— Я резко останавливаюсь и разворачиваю его. И делаю вид, что он говорит о бегах.

— И тебя это волнует?

— Волноваться нужно Гэйбу, — отвечает Томми. Он берет меня за руку и кружит так, что я боюсь налететь на стол. — Потому что его младшая сестренка уж очень быстро растет!

Мама всегда говорила, что я не должна обращать внимание на разные там сладкие слова посторонних мужчин, но Томми Фальк вроде бы не намерен чего-то от меня добиться, так что я с милой улыбкой принимаю его комплимент. Все в порядке, я могу это себе позволить.

Гэйб обрывает мелодию на середине аккорда, держа концертино словно открытую книгу.

— Эй, Томми, не напрашивайся, чтобы я дал тебе в зубы!

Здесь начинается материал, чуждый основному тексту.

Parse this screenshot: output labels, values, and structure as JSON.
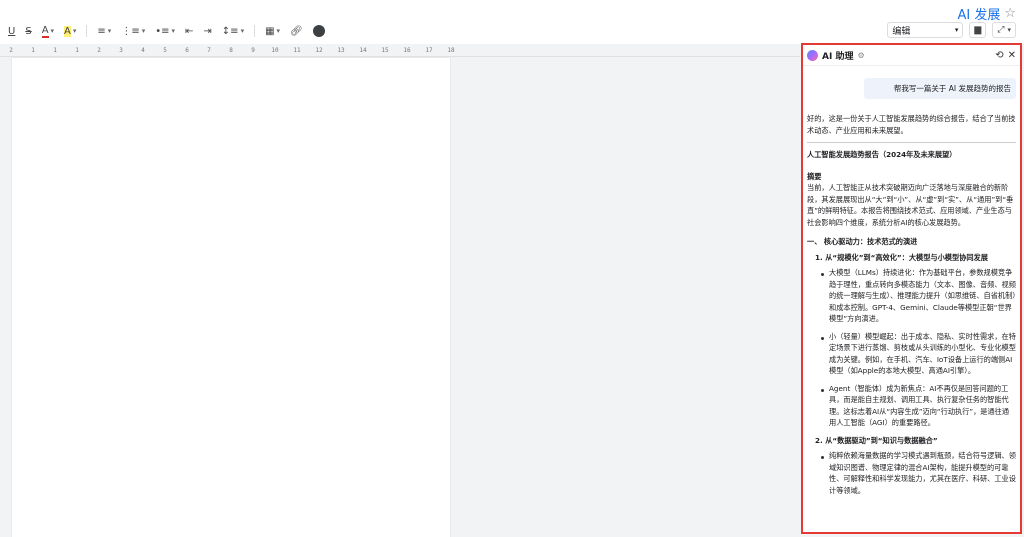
{
  "doc": {
    "title": "AI 发展",
    "mode": "编辑"
  },
  "toolbar": {
    "underline_label": "U",
    "strike_label": "S",
    "text_color_label": "A",
    "highlight_label": "A"
  },
  "ruler": [
    "2",
    "1",
    "1",
    "1",
    "2",
    "3",
    "4",
    "5",
    "6",
    "7",
    "8",
    "9",
    "10",
    "11",
    "12",
    "13",
    "14",
    "15",
    "16",
    "17",
    "18"
  ],
  "ai_panel": {
    "title": "AI 助理",
    "user_message": "帮我写一篇关于 AI 发展趋势的报告",
    "intro": "好的，这是一份关于人工智能发展趋势的综合报告，结合了当前技术动态、产业应用和未来展望。",
    "report_title": "人工智能发展趋势报告（2024年及未来展望）",
    "abstract_heading": "摘要",
    "abstract_text": "当前，人工智能正从技术突破期迈向广泛落地与深度融合的新阶段，其发展展现出从“大”到“小”、从“虚”到“实”、从“通用”到“垂直”的鲜明特征。本报告将围绕技术范式、应用领域、产业生态与社会影响四个维度，系统分析AI的核心发展趋势。",
    "section1": "一、 核心驱动力：技术范式的演进",
    "sub1": "1. 从“规模化”到“高效化”：大模型与小模型协同发展",
    "bullets1": [
      "大模型（LLMs）持续进化：作为基础平台，参数规模竞争趋于理性，重点转向多模态能力（文本、图像、音频、视频的统一理解与生成）、推理能力提升（如思维链、自省机制）和成本控制。GPT-4、Gemini、Claude等模型正朝“世界模型”方向演进。",
      "小（轻量）模型崛起：出于成本、隐私、实时性需求，在特定场景下进行蒸馏、剪枝或从头训练的小型化、专业化模型成为关键。例如，在手机、汽车、IoT设备上运行的端侧AI模型（如Apple的本地大模型、高通AI引擎）。",
      "Agent（智能体）成为新焦点：AI不再仅是回答问题的工具，而是能自主规划、调用工具、执行复杂任务的智能代理。这标志着AI从“内容生成”迈向“行动执行”，是通往通用人工智能（AGI）的重要路径。"
    ],
    "sub2": "2. 从“数据驱动”到“知识与数据融合”",
    "bullets2": [
      "纯粹依赖海量数据的学习模式遇到瓶颈，结合符号逻辑、领域知识图谱、物理定律的混合AI架构，能提升模型的可靠性、可解释性和科学发现能力，尤其在医疗、科研、工业设计等领域。"
    ]
  }
}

Кэт, когда будет готов цыпленок?

Томми одними губами произносит: «О-о-ох, Кэт!», но Гэйб отказывается проглотить наживку.

— Через двадцать минут, — отвечаю я. — А может, через тридцать. А может, через десять.

И тут кто-то стучит в дверь. Мы все переглядываемся, и Томми Фальк выглядит таким же растерянным, как я и мои братья. Никто не трогается с места, так что в конце концов я вытираю ладони о штаны, иду к двери и со скрипом распахиваю ее.

За порогом стоит Шон Кендрик; одна его рука в кармане, в другой он держит буханку хлеба.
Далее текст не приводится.